I can bring up some new hands-on ideas that we (me, @ada and @georgiana-b) could probably cover:
- cleaning up data sets with Python, OpenRefine (and others)
- easy data transformations with open source Pentaho data integration apps
I personally would like to go a bit into the system administration side and introduce a FLOSS web administration panel for self hosted infrastructure (LAMP stack and more), developed with love and care by a dedicated team.
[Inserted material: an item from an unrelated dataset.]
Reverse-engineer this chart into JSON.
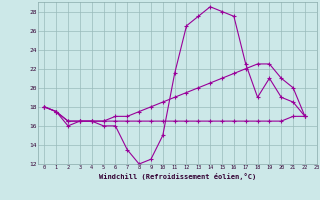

More like a "host your own domains" kinda workshop.
Here are some more ideas I could help with:
- how we are building a platform for interactively visualising the public procurement data (network graphs and more), can cover pretty much any aspect of it
- deployment mini-hackathon, to experiment with containers, services, IaaS, CI and more - in the form of lightning talks and workshops
- free and open source tools for team collaboration (@ion can probably cover journalistic workflow, I can show some pair programming techniques for programmers and sysadmins)
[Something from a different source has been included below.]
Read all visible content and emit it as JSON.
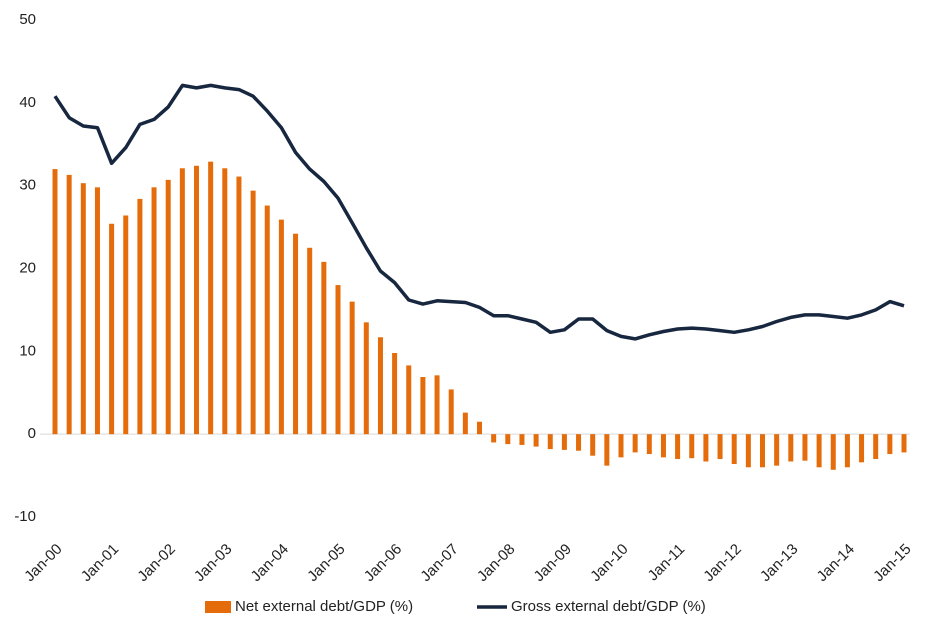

And some more I can't help much with but I might know people coming to DH that could:
- identifying entities in data sets (NER) and efficiently detecting languages - this can and might also get into machine learning stuff
- parsing scanned text documents
I'm not entirely sure how technical we could get, that'd be one of the purposes of this board - to get to know who's interested in what, and adjust our activities based on some real input.
@stefanw, any thoughts? you started this topic, is this the kind of conversation you were aiming for?